Music and Theater: Cap your evening with a performance at the Wang Theatre. Since its opening in 1925, it has morphed from a movie cathedral to a home for vaudeville musicals and big bands. Today, it hosts world-class actors and musicians on one of the most significant stages in the country.

Splurge Meal: No matter if you choose the 20-some course omakase menu or order a la carte, the exquisite sushi, and sashimi prepared by Chef Tim Cushman at O Ya is the next best thing to fly straight to Japan. The sake program is one of the best in the region.


A Vigorous Start. Begin the day with a walk or run along the Esplanade, the roughly 3-mile leafy path on the Boston side of the Charles River. You’re likely to see Boston’s famous oarsmen sculling on the river.

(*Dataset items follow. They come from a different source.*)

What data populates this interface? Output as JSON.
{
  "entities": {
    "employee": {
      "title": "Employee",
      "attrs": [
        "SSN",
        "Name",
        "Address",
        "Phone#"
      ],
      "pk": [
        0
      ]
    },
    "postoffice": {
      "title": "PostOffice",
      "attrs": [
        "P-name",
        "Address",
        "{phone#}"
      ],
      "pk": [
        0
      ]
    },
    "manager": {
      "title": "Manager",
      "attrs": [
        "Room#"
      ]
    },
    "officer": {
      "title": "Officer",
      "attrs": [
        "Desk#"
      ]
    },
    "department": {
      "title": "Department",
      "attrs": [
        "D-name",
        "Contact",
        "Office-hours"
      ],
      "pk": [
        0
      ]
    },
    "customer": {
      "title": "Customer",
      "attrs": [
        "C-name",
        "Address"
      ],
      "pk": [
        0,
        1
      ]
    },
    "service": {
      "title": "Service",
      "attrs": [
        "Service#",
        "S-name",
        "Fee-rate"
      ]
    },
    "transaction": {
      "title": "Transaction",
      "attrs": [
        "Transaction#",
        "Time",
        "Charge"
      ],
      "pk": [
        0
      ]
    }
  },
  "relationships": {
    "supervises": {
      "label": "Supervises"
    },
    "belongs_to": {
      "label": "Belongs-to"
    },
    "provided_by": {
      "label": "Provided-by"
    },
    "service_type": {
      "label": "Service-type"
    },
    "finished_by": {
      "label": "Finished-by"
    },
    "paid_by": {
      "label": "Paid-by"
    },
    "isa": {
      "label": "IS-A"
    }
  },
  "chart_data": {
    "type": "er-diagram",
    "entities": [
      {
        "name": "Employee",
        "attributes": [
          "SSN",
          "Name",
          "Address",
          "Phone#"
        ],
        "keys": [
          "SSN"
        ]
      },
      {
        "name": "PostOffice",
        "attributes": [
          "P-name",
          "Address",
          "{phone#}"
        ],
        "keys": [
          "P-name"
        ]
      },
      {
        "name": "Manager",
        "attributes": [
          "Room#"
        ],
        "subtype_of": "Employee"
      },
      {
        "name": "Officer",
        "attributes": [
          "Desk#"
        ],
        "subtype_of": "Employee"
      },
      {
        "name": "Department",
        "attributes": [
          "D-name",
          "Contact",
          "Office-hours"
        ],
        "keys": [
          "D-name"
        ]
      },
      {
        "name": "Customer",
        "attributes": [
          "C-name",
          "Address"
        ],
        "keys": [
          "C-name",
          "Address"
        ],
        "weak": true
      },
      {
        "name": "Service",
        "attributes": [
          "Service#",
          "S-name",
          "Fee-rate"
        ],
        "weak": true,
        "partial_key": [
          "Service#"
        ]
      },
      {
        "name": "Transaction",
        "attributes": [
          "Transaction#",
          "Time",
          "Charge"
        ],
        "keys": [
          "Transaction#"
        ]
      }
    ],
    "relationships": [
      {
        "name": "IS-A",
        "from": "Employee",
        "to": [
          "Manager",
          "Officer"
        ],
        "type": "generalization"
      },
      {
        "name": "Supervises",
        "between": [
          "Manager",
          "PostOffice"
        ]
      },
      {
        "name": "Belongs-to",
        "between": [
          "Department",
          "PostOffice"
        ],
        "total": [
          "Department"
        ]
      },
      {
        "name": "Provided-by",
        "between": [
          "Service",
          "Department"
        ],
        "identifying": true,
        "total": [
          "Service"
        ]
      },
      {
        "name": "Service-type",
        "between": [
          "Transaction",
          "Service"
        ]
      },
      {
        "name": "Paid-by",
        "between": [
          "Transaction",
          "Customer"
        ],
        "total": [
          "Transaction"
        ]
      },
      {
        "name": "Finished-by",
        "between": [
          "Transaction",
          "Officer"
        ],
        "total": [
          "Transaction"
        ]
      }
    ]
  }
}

Locavore Brunch. Cross the river to Cambridge for a decadent brunch at Craigie on Main. Start with a made-from-scratch bloody mary and swap bites of savory (red flannel beef cheek and tongue hash) and sweet (cranberry and pecan French toast) dishes.


Harvard Yard. Walk off your food coma with a stroll around this legendary campus. Visit one of the tiny but excellent museums such as the Sackler Art Museum and the Peabody Museum of Archaeology and Ethnology. 


Explore Chic Boutiques. Head to Newbury Street, a mile-long stretch of designer clothing stores, art galleries, high-end salons,and buzzy bistros and cafés in the center of Back Bay. You’ll find big-name brands like Patagonia and Kate Spade and indie shops like Newbury Comics. Don’t miss a scoop at local favorite J.P. Licks Homemade Ice Cream Café.

History Lesson. A well-known stop on the Freedom Trail, Faneuil Hall has been a marketplace and meeting hall since 1743. James Otis and Samuel Adams are just a few of the historical figures who made speeches here. Today, the area overflows with shops, restaurants and street performers.


Sunset Sail. Board Boston Harbor Cruises for a 90-minute sunset sail that circumnavigates the harbor. You’ll pass lighthouses, historic islands and witness the USS Constitution’s end-of-day ritual, as she fires her cannon and lowers her flag.

Hot Table. Make reservations in advance to enjoy a meal at the award-winning Oak + Rowan, a hip restaurant in the seaport that emphasizes prime steak, locally sourced fish and oysters, sustainable caviar, handmade pasta and alluring desserts.

Enjoy a Personalized Nightcap. Finish the evening at Chef Barbara Lynch’s aptly named Drink. You won’t find a lengthy cocktail list here. A quick conversation with the talented bartenders will help them concoct the perfect libation based on your palate.